There are a lot of issues here, but I think you are going in broadly the right direction. Changing gfs2_change_nlink() shouldn't be a problem I think and I'd be happy to see the end of the +1, -1 argument in particular (maybe split it into two functions at the same time?). Most of the complexity is in the -1 case, so splitting out the +1 case from it would seem sensible at least. On the other hand, I'm not at all keen on changing the "return to rg" logic. There are two parts to this in fact: gfs2_change_nlink() should only mark the inode as being unlinked and nothing more. The real "return to rg" logic only runs when the inode is finally closed and the blocks are marked free. You'll also need to take into account the lock ordering between the various RGs (both those used for allocation and that in which the inode is being unlinked) to ensure that its deadlock free. I don't think that moving the work to a daemon is a good idea. Its doesn't make it take any less time, it just changes the place where the work is being done. If its slow then I'd first start looking at whether it takes us a long time to look up rgrps. Ext2/3 stores the block group of the inode in the inode itself so that its very quick to find the block group on delete, where as we have to search a (potentially very long) list to try and find the correct rgrp. In fact, worse than that we apparently do it twice, once in gfs2_change_nlink() in order to find the right rgrp to lock and again in rgblk_free() called via gfs2_unlink_di() and at least one of those two lookups should be eliminated. The other place which might be causing us perfomance problems is the journaling code, although I think thats much better than it used to be.

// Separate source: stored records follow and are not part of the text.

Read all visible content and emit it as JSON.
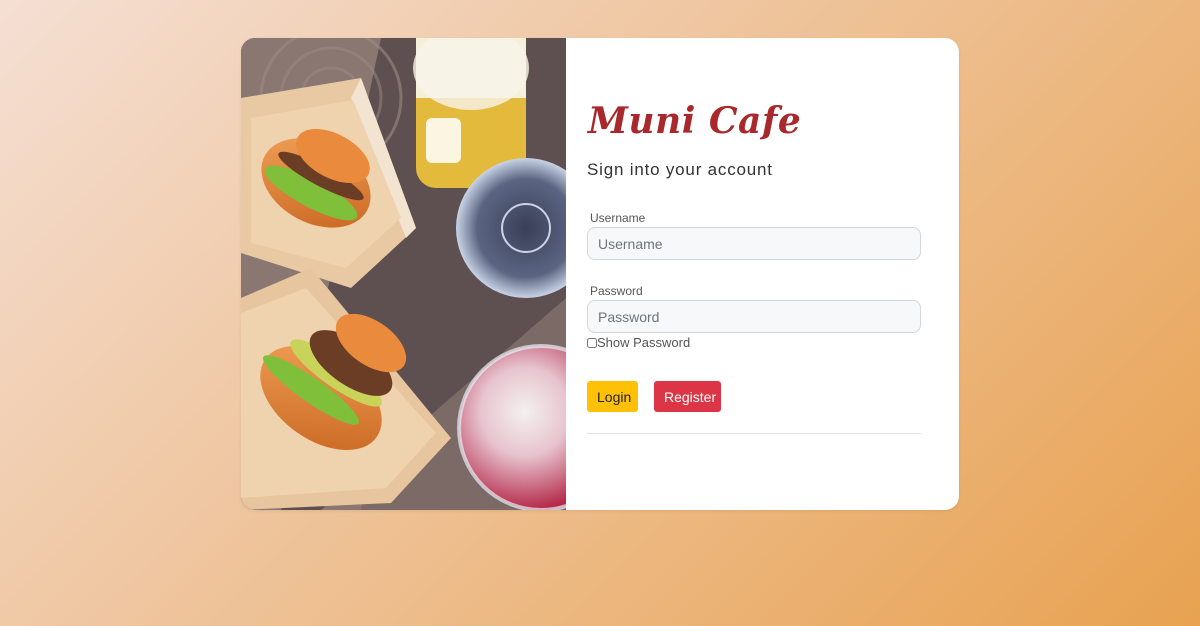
{
  "brand": {
    "name": "Muni Cafe",
    "color": "#a8282c"
  },
  "form": {
    "subtitle": "Sign into your account",
    "username": {
      "label": "Username",
      "placeholder": "Username",
      "value": ""
    },
    "password": {
      "label": "Password",
      "placeholder": "Password",
      "value": ""
    },
    "show_password_label": "Show Password",
    "show_password_checked": false
  },
  "buttons": {
    "login_label": "Login",
    "register_label": "Register",
    "login_color": "#ffc107",
    "register_color": "#dc3545"
  },
  "photo": {
    "description_icon": "food-photo"
  }
}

Created attachment 144885 [details] patch to address this issue Installer ran to completion on x86_64 single CPU test machine this afternoon with this patch, plus Steve's bz220117 fix. Need to move to an SMP test box to make sure we don't have new show stopper(s). Unfortunately, after the installation completed, the first reboot panics since VFS can't find the root partition (which is a gfs2) - most likely the new initrd (compiled by installer) doesn't include gfs2 and its lock modles. Will continue tomorrow.
The patch looks good. Let me know when you've got something that I can apply to the upstream kernel.
Devel ACK - waiting on final unit testing on the proposed patch.
Built into 2.6.18-1.3002.el5.
in 2.6.18-1.3002.el5
A package has been built which should help the problem described in this bug report. This report is therefore being closed with a resolution of CURRENTRELEASE. You may reopen this bug report if the solution does not work for you.